The Tamil National Alliance (TNA) is set to take legal action against the sudden dissolution of parliament by Sri Lankan president Maithripala Sirisena.
The party’s spokesperson and MP, M A Sumanthiran said the party would be going to the Supreme Court to challenge the dissolution.
The 19th amendment to the constitution makes it ‘crystal clear’ that the president did not have the authority to dissolve parliament before it had passed its four and a half year term, Sumanthiran said.
Sumanthiran said however that the slight time lag it would take to obtain an order from the Supreme Court could prove to be a boon for parties “lurching about without being able to secure a majority in parliament”.

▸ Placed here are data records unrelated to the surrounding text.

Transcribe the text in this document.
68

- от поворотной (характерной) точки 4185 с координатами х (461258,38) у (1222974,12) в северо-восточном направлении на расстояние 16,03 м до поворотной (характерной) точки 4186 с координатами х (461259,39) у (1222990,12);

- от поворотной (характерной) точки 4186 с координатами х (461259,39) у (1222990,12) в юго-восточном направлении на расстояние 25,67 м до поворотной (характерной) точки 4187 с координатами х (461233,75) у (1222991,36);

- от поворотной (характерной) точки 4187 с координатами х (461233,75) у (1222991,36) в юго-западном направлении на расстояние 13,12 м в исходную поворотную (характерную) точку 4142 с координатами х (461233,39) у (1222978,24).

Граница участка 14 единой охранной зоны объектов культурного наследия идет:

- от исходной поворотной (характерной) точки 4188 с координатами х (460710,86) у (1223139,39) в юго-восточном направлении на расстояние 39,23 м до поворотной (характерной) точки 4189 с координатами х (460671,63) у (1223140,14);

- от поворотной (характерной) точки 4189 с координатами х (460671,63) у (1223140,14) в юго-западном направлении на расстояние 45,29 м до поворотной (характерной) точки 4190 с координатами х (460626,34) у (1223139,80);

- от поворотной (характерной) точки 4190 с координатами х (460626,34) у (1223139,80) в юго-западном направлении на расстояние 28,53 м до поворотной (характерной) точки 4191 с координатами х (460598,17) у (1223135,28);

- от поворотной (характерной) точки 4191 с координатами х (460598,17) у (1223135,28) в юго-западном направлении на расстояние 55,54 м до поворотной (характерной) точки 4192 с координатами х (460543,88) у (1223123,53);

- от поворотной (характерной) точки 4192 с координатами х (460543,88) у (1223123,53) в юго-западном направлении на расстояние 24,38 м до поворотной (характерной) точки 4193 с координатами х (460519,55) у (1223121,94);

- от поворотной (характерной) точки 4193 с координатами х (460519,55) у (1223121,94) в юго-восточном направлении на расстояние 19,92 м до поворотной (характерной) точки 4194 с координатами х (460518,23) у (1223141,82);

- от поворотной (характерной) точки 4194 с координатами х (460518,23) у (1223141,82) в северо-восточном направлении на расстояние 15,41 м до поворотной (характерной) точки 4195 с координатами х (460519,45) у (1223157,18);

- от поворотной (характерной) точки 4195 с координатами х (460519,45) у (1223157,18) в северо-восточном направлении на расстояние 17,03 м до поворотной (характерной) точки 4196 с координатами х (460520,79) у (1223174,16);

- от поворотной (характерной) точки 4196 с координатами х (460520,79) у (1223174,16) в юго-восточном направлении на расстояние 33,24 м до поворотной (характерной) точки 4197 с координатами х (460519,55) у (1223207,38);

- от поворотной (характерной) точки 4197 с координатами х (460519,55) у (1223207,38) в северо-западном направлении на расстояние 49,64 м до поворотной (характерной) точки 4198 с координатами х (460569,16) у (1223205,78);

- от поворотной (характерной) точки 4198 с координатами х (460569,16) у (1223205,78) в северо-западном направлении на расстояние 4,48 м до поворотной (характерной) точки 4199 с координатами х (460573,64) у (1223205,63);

Even the announcement of the dissolution on a Friday was a calculated cynical move, Sumanthiran said, as it would give those parties two extra days before Supreme Court petitions could be filed.
On Friday, the Sri Lankan president announced the dissolution of parliament and a snap election on January 5.
Sirisena’s attempted sacking of UNP prime minister Ranil Wickremesinghe to replace him with former president Mahinda Rajapaksa plunged Sri Lanka into political crisis just over two weeks ago.
Observers say the dissolution was announced as Sirisena realised his de facto prime minister Rajapaksa would not command a majority in parliament.
With allegations of massive bribes being floated to tempt crossovers, Sumanthiran, among other commentators, pointed out that the decision to dissolve parliament, knowing it would get struck down in the Supreme Court, was another time-buying tactic to secure more crossovers.
The UNP has also announced its intention to fight the dissolution in the courts.
The Janatha Vimukthi Peramuna (JVP), Sri Lanka’s foremost Sinhala leftist party, also plans to challenge the dissolution in the Supreme Court, according to Sri Lankan press reports.